For customers that want to grow with Domo, and expand the use of Domo for visualization/analytics across all their teams, getting the message that data governance is taken seriously from a strategic AND features perspective is crucial. The feedback session struck me as a very effective way to do that; you can't polish a listening session the way you can an empty "we're listening" assurance during a keynote broadcast.

It's interesting to note that firm timeframes on pending features aren't really needed to make this type of session work. I thought Domo could have been more specific on when certain planned requests are coming, but that's a detail that wasn't as important as you might think. Follow-through communications can address that; the real-time interaction is what customers want. It's not just about "when is this feature coming?" It's about workarounds, it's about hearing what other options are being weighed. It's about what your peers care about as well.

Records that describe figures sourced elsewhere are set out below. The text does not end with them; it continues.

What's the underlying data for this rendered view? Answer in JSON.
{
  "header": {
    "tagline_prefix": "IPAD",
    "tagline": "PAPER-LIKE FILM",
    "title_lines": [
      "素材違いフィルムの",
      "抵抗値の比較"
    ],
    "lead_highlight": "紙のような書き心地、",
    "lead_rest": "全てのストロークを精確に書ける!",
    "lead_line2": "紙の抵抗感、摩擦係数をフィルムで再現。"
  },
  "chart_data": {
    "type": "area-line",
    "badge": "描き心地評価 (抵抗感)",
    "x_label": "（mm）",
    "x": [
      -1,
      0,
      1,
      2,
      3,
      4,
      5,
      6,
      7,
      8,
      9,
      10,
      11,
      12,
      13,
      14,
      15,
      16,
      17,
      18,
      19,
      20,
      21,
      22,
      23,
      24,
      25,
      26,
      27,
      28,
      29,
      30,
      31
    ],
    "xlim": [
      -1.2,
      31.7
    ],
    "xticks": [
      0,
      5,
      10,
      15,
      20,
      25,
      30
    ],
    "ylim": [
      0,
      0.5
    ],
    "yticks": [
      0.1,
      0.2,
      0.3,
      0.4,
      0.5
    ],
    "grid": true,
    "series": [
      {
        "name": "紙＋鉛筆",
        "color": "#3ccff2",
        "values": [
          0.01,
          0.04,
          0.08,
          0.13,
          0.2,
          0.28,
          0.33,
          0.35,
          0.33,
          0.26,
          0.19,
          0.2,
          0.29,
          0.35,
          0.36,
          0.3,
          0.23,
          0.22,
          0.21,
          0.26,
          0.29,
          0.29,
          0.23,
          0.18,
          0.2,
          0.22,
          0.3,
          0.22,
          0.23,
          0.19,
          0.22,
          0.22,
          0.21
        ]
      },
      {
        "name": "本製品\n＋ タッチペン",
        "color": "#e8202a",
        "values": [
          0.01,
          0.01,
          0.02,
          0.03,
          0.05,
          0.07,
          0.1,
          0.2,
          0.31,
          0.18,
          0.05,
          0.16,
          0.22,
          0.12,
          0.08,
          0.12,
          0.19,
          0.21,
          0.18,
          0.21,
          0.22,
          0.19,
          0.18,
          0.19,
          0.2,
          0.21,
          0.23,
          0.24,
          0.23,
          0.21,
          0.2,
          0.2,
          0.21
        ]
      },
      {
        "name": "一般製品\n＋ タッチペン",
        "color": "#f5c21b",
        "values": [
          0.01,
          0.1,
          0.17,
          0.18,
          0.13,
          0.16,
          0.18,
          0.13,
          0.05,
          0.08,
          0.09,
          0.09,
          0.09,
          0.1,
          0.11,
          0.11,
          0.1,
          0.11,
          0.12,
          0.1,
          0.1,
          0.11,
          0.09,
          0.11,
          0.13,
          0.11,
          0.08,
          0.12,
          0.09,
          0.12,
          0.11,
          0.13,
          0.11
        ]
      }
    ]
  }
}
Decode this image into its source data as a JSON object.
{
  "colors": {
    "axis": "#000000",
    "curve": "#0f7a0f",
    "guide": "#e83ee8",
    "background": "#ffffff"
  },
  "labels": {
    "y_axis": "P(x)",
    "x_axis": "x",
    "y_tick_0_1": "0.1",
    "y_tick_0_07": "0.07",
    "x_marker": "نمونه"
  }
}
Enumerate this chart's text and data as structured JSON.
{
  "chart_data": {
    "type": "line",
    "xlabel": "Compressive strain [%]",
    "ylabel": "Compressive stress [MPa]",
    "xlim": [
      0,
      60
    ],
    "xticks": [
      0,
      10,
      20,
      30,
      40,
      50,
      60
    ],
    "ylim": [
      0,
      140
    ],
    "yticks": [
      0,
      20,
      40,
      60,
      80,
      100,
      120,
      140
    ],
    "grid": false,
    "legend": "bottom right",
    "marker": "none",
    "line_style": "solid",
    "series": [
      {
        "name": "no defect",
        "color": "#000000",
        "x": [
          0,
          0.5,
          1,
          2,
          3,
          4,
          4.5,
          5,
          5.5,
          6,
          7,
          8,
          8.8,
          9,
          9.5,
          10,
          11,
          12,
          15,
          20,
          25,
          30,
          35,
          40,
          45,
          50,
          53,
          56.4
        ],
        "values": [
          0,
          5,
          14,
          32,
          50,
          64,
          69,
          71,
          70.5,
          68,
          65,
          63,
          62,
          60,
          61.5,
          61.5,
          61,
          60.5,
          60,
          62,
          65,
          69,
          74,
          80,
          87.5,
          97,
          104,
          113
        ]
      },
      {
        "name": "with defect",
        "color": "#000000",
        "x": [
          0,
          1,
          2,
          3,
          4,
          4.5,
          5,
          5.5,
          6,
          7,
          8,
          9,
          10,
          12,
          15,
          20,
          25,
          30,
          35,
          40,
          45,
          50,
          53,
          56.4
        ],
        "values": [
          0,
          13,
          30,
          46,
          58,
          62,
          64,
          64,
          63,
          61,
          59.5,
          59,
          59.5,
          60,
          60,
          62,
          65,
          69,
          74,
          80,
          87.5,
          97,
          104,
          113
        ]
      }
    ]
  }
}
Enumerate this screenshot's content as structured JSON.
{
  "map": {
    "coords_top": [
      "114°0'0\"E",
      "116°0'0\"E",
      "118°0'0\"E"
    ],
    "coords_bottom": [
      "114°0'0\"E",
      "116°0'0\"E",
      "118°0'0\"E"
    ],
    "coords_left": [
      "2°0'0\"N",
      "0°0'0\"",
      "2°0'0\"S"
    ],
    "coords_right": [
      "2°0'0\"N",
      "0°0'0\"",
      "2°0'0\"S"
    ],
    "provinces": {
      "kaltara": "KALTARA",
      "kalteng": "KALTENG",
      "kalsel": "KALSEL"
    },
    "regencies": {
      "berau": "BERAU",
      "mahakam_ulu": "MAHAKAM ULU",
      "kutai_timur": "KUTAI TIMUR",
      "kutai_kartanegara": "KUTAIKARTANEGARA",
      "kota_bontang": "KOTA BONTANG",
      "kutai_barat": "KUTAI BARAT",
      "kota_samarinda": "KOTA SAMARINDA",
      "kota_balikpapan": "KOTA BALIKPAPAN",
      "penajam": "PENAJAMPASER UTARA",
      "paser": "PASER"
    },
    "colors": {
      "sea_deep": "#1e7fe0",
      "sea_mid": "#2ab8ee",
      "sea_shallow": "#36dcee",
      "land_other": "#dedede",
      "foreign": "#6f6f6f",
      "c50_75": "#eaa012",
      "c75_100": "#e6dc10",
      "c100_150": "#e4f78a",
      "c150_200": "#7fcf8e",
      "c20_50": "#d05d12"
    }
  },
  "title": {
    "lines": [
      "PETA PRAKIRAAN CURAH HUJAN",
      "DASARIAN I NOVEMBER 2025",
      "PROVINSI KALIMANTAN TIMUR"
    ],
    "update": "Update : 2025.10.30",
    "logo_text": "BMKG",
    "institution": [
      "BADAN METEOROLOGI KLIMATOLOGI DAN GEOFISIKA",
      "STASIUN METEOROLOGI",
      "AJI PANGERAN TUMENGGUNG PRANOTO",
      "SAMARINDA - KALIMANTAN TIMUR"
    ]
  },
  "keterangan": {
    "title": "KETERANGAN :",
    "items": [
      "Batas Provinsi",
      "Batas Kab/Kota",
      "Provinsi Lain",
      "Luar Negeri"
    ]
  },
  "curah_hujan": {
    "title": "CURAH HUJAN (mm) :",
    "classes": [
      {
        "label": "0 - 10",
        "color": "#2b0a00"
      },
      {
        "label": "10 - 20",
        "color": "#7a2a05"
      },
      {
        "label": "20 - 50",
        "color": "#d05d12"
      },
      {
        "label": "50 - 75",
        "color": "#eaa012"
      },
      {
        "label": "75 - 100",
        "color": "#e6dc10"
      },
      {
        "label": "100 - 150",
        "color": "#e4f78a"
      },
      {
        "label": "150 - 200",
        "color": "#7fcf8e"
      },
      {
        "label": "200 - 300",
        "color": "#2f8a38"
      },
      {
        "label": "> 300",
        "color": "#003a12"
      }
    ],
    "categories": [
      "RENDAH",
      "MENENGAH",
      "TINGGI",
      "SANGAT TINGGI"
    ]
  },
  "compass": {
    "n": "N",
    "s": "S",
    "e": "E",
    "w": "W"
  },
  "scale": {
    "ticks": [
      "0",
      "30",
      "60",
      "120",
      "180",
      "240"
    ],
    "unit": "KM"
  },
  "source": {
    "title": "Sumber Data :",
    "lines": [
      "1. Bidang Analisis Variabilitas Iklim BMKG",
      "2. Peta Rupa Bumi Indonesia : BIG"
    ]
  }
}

Even hearing the challenges a company faces with something as seemingly simple as expanding field parameters is good for customers to hear. Sometimes what appears simple isn't - that's why a public prioritization exercise is so useful.

Some companies might want to start small on this. You could do that by segmenting these feedback sessions into industries or product groupings. But the value of a large audience is: you can't simulate the raw without-a-net feeling that makes these sessions gripping and useful. And: your crowdsourcing polls carry more statistical weight in a larger group.

I can already envision event organizers thinking instead of hand polls, set this up via the conference app. Perhaps - but I like the visual of raising hands and a show of force for ideas that matter. And as we all know, the one thing sure to go wrong at events is: wifi-related event technology. Now that's an issue we don't need a feedback session for.